Young's Literal Translation - Assessment

Assessment

Young's translation is closer to the Hebrew than the better-known versions of this passage in English. The Revised Standard Version (RSV), which is based on Biblia Hebraica Stuttgartensia, for example, treats Genesis 1:1–3 in this way:

In the beginning God created the heavens and the earth.
The earth was without form and void, and darkness was upon the face of the deep; and the Spirit of God was moving over the face of the waters.
And God said, "Let there be light"; and there was light.
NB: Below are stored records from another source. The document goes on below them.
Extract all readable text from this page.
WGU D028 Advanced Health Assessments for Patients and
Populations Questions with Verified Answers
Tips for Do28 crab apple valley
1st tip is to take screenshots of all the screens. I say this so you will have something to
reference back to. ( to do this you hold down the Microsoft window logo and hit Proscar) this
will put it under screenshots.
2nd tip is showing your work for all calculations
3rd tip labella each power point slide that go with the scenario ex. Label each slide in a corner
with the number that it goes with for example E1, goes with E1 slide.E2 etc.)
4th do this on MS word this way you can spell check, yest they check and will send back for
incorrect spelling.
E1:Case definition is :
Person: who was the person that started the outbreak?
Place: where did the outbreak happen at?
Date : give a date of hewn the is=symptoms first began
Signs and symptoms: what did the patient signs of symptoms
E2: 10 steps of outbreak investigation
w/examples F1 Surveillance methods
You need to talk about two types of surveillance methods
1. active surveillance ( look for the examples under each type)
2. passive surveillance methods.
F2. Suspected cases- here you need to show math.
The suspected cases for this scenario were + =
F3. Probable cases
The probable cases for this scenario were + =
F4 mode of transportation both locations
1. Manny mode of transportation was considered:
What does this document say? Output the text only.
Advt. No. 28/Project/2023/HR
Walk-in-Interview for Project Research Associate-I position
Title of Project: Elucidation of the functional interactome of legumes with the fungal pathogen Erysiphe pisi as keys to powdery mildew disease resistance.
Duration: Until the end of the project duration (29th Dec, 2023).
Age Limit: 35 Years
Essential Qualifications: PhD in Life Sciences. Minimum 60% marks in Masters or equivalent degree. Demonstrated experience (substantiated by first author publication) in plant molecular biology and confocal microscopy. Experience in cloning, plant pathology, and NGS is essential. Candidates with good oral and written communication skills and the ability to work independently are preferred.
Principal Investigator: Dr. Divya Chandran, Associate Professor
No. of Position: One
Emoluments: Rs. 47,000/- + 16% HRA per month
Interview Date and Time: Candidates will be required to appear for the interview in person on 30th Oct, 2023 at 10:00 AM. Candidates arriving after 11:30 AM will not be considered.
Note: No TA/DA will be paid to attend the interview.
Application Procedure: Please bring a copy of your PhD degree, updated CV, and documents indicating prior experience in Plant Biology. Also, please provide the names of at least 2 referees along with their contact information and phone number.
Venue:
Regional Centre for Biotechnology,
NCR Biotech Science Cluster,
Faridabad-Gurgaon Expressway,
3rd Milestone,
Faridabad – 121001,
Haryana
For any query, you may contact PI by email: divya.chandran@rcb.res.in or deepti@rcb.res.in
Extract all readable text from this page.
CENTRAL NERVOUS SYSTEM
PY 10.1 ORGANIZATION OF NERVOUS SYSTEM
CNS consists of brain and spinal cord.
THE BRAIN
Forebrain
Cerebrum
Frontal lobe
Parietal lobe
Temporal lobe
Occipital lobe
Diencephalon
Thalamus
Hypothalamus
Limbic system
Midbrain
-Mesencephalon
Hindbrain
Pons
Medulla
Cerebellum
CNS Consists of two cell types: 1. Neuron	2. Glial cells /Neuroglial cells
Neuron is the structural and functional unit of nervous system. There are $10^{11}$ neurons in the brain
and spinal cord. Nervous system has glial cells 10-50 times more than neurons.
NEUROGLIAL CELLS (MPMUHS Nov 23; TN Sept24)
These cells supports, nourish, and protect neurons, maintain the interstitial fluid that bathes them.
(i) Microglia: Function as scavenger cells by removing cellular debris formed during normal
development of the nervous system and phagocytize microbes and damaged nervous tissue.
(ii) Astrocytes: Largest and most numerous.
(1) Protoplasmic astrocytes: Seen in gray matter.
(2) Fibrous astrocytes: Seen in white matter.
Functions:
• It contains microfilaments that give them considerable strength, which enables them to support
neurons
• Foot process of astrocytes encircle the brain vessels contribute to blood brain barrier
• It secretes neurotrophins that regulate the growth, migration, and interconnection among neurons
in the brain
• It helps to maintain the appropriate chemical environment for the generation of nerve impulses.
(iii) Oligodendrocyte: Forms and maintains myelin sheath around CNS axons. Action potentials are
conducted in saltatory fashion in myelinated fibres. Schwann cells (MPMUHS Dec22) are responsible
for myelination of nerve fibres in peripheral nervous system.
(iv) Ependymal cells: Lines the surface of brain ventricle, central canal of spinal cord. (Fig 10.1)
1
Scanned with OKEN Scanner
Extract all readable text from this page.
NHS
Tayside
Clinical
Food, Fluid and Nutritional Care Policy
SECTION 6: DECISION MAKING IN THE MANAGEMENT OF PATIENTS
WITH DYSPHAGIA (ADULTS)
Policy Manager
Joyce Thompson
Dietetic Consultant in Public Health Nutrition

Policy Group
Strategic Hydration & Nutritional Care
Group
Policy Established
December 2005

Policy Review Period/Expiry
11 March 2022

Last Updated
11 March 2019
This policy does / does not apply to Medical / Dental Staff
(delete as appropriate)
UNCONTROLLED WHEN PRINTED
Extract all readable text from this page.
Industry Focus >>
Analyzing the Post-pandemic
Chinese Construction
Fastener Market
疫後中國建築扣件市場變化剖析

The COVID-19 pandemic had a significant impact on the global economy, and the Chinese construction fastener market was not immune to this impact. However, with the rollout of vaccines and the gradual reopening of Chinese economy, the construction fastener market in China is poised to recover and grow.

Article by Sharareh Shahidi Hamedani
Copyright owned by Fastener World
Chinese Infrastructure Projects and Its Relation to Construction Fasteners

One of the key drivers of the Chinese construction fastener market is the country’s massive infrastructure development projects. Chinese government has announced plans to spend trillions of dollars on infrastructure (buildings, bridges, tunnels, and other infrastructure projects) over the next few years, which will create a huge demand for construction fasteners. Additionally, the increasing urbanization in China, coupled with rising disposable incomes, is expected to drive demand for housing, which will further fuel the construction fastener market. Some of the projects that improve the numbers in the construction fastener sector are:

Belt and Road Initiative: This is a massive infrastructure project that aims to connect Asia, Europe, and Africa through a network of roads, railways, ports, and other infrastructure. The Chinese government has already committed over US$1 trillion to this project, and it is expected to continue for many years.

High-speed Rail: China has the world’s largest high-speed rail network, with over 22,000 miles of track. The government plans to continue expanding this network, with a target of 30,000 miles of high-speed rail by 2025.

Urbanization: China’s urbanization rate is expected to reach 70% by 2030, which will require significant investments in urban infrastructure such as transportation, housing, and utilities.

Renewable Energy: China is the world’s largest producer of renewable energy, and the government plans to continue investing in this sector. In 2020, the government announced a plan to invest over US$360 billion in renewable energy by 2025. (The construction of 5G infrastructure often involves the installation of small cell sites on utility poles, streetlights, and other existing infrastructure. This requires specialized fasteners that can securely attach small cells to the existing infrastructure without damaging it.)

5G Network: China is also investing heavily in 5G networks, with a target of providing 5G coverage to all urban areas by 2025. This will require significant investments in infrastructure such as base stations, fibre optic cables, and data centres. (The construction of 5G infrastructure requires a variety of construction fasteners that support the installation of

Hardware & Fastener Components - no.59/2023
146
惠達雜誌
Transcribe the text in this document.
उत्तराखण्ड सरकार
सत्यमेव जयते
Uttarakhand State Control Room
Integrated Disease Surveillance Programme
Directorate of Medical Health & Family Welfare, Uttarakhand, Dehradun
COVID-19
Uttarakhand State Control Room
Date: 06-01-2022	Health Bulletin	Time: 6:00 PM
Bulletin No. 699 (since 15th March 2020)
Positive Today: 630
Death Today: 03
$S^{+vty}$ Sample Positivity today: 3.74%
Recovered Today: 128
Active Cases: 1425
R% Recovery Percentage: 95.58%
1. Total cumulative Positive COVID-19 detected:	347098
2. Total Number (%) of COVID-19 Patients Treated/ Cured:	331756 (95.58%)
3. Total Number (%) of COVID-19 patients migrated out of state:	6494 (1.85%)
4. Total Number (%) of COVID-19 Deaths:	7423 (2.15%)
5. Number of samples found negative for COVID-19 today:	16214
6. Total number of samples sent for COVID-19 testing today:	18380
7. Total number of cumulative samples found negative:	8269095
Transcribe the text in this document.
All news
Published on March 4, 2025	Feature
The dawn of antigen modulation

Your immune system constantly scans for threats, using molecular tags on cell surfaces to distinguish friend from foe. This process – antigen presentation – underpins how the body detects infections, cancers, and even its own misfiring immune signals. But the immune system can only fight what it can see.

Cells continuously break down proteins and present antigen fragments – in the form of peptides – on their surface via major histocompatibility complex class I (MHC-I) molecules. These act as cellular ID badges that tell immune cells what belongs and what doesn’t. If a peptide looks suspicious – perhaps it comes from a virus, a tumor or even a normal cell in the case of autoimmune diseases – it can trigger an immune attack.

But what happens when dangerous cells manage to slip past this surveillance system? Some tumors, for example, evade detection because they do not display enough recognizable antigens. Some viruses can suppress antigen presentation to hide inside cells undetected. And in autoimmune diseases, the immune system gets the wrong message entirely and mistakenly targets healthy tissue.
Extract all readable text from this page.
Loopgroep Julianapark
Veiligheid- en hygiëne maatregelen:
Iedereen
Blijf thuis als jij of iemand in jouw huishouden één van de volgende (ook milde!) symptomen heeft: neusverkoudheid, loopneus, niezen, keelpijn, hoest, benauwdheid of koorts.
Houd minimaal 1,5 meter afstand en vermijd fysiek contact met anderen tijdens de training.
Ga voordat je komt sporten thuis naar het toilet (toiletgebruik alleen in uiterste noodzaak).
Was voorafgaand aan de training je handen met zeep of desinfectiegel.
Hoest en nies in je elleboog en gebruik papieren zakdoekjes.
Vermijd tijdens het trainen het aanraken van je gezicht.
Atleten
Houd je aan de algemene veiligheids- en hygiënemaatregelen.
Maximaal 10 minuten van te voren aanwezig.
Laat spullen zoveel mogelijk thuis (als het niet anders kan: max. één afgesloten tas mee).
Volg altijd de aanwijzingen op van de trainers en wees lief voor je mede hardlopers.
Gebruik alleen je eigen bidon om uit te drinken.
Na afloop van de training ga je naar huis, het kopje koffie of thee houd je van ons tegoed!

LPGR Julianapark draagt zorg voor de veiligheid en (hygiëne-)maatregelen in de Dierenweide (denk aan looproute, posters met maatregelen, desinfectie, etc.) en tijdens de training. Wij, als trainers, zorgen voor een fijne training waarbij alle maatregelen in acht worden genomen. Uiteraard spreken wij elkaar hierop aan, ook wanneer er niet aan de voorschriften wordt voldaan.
Bereshith bara elohim, the RSV's "In the beginning God created...", is in the construct state (bereshith), not the absolute (barishona), meaning it refers to an action in progress, not to a completed act. Similarly, there is no license in the Hebrew for the RSV's division of these verses into three sentences (ancient Hebrew lacked punctuation, and sentence divisions have to be inferred), as the order of the words wa ha-aretz hayetha (subject-verb) points to the rendering "the earth being" (Young's "the earth hath existed"), while the RSV's "and the earth was" requires words in the order wa tehi ha-aretz (verb-subject). Young's usage of English present tense rather than past tense has been supported by scholars ranging from the medieval Jewish rabbi Rashi (who advised, "f you are going to interpret in its plain sense, interpret it thus: At the beginning of the creation of heaven and earth, when the earth was (or the earth being) unformed and void . . . God said, ‘Let there be light.’") to Richard Elliott Friedman in his translation of the Five Books in "The Bible with Sources Revealed" (2002).

The translation has been criticized by some as falling short in some respects. It renders Luke 24:1 as “And on the first of the sabbaths” while it translates Acts 20:7 as “And on the first of the week” even though the two phrases are identical in the Greek texts. To quote the preface "Every effort has been made to secure a comparative degree of uniformity in rendering the original words and phrases. Thus, for example, the Hebrew verb nathan, which is rendered by the King James' translators in sixty-seven different ways... has been restricted and reduced to ten, and so with many others. It is the Translator's ever-growing conviction, that even this smaller number may be reduced still further." David Dewey, in A User's Guide to Bible Translations, mentions that "his method of translating Hebrew tenses makes his Old Testament in places virtually unreadable."